世界を支配する悪い魔女は こっそり気紛れの人生を過ごすことにした ~可愛い勇者に倒して貰うまで~

白山 いづみ

文字の大きさ
上 下
49 / 115
展望が紡ぐ絆

言葉の力

しおりを挟む


 慌しく出ていったアキディスと総議長様を見送ると、急に部屋が静かになる。
 つん、と服をひっぱるハーゼが、不安な目で見上げてきていた。

「・・・ミラノ。・・・だいじょうぶ?」
 先日まで鉄球に繋がれていた少女に、懸命に背中を押されてきたんだ。
 そう気づくと、急に情けなくなってきた。
「ありがとう。大丈夫よ」
 くしゃりと金髪を撫でてあげると、ようやくホッとした笑みがこぼれた。

「お主達。そこの棚に焼き菓子があるから、自由に食べて今日は早く寝るがよい。おそらく彼らの帰りは明日になる。気を揉んでおるより、ずっと良かろう」
 平然として総議長様達をそんなふうに言う黒髪の女性は、手元の仕事に没頭していた。

 邪魔をしないようにそっとお礼を言って、棚の中に纏めてあった焼き菓子をひろげる。
 沢山の種類に、ぱっと顔を輝かせてそれを頬張るハーゼ。
 その隣でそっと口に運んだ焼き菓子は、ほんのり甘い。
 不安と緊張とが、一気に和らいでいく気がした。
 たぶん、ハーゼがいなかったら、喉を通らなかったと思う。

 いきおい良くお菓子を食べたハーゼの瞼が重くなったのをみて、恐る恐る隣の部屋を開ける。
 仮眠室とはいえ高価そうな調度品が揃った空間に、やっぱり少しだけ、圧倒される。

 それでも、ハーゼをふかふかの寝台に連れて行くと、彼女はあっという間に寝息をたてはじめた。

 可愛いなと思ってから、服も昨日よりずっと流行の可愛いものになっているのに気付く。
 金髪を束ねている薄紅色のリボンはユリウスが整えてくれたものだし、服とあわせて小柄なハーゼに、よく似合ってる。

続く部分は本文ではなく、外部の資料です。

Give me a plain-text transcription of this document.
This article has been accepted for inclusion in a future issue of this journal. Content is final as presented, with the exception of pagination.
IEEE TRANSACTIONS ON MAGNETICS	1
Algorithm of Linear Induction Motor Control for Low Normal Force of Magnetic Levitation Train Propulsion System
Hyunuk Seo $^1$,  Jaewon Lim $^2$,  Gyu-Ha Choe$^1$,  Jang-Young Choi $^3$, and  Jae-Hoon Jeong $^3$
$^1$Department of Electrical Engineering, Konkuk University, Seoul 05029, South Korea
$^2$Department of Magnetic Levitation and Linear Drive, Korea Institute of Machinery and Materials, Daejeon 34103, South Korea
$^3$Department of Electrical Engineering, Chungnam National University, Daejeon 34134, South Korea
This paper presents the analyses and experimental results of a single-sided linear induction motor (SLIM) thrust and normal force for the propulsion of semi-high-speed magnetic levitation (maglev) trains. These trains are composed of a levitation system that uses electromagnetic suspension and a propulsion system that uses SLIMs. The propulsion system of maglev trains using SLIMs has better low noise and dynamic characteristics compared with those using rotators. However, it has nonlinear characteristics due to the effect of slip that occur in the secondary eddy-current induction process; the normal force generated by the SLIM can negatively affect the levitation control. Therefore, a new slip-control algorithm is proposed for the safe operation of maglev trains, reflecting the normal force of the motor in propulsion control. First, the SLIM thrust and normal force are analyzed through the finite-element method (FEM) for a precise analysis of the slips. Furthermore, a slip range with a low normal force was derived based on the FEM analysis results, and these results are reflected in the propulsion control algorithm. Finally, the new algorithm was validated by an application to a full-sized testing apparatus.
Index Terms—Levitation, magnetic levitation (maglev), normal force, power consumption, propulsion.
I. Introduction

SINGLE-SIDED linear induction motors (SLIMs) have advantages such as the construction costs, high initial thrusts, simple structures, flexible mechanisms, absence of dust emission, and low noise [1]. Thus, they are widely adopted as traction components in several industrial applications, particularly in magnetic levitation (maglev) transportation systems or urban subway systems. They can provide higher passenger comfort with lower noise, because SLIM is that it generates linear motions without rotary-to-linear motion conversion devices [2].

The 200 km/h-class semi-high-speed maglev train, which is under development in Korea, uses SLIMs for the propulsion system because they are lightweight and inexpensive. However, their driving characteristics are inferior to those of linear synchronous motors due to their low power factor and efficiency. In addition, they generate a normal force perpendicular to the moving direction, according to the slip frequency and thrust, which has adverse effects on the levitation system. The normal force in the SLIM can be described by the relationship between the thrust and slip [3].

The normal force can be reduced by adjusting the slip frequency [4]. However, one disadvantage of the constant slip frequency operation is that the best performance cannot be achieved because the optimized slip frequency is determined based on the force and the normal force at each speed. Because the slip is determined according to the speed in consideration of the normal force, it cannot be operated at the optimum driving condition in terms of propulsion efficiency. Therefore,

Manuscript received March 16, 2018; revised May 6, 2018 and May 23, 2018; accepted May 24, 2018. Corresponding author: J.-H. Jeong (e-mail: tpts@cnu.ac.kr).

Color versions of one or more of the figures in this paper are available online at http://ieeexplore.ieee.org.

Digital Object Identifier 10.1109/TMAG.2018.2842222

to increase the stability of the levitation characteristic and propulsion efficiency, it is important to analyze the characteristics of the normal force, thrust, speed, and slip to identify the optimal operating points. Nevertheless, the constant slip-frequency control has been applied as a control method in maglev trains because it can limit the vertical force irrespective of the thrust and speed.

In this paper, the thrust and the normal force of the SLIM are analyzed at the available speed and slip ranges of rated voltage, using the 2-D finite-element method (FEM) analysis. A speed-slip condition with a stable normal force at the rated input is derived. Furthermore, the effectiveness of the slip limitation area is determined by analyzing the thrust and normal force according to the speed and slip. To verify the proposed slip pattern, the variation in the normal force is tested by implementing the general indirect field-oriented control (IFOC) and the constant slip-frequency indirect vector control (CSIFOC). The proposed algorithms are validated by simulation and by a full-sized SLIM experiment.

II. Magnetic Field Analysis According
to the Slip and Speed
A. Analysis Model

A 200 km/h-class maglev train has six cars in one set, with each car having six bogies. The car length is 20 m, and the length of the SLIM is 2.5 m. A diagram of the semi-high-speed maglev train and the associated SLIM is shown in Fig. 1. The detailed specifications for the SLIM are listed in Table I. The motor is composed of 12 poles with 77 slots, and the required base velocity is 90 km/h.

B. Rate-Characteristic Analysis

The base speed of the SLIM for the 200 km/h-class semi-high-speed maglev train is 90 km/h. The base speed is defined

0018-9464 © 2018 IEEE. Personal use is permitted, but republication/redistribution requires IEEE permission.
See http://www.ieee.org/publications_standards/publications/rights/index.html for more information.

 床にぺたりと座り込んで、ふかふかの寝台に頭を預けると、それだけで、十分気持ち良い。
 ―――横には、なれなかった。
 どうしても、アリスの白い顔が、頭から離れない。



 トン、と小さい音に顔を上げると、さっきの黒髪の女性が、仮眠室の入り口に立っていた。

「こら、そこで眠る気か。ハーゼを見習うのだな」
 最初から気になっていたけれど、この人の独特な喋り方は、どこの出身なんだろう。

「眠く、ないんです・・・えっと、お名前をお伺いしても良いですか? 私、ミラノ=アートです」
 座ったままペコリと頭を下げてみる。
 総議長様より身分の高い人はいないだろうけど、多分この人も貴族のひとりなんだろうと、ぼんやり思っていた。

「シェリース王国女王補佐官、セキ=アドリスと申す。今回こちらへは協定の正使として参じておるが、リッドとは縁あってな。ここでも補佐官をさせられておるところだ」
 ふう、と息をついた彼女の口から、なんだが凄い言葉を聞いた気がした。

「―――正使様?!」
「まぁ、そんな訳で私がいる所は治外法権。安全と思って貰って良い。逆を言えば私はこの件に直接介入する事が出来ぬ立場にある。アキディスを使うか、伝書鳥を飛ばすしか手助けが出来ぬ事、容赦願いたい」

 真っ直ぐな言葉が、涼しく胸を撫でていく。
 淡々とした言葉の中に温かさが滲んでいる。

 緊張するより、どこか、ささくれていた気持ちが緩むような気がした。

「・・・私、結局何の役にも立てなくて。アリスちゃんも助けられなくて、イリス様の力になる事も出来なくて・・・イリス様を見失ったら、もう何をしたらいいかもわからなくって・・・本当、馬鹿ですよね・・・」

 勝手に言葉がこぼれていく。
 自分でも、何を言いたいのかわからない。
 初対面の偉い人にこんな弱音を呟いてみても、何もならないのに。

 いきなり正使に腕を掴まれて、ぐいと立たされる。
 びっくりして顔をあげると、きり、とした真顔が間近にあった。

「悩んでおる元気があるなら、私の仕事を手伝うのだな。そうやって悶々とするのは、頭が暇なのだ。忙殺されれば、思い煩う事はない。それとも、きちんと寝台に横になるか」

 厳しくて強く優しい瞳。
 一国の王の補佐官。
 その凄みが、暗く沈みかけていた私を、ひっぱりあげてくれている。

「・・・お手伝いします」
 小さくそう言うと、少し元気が出てきた。


 少しだけ笑んだ正使の背中に続いて仮眠室を出る。
 改めてみる執務室の書類の量に、目を擦った。

「地方別に奴隷の状況と所属・経緯などが積み上がっておる。これを経緯の傾向で区分して、奴隷制廃止の後にどう処遇するかを法案として書面ではっきりさせねばならぬ。様々な状況を想定して明確にしておかねば、反対派の叩きどころとなるし、不正の種となる事もある。先刻までリッドがやっておったのは、傾向別に分けた内容に目を通して概要を纏める作業。これを今度は私がやるから、ミラノは地方別の山を傾向別に分配するのを任せたい。出来そうか?」

 一気に事務色に染まった現実が展開したのに、気を引き締めて頷く。
 さっきまで正使がいた場所にすっぽり入って、一枚一枚紙を色々な区分に分けていく作業に取り掛かって、思ったよりも複雑な内容に、さっそく息が詰まりそうになった。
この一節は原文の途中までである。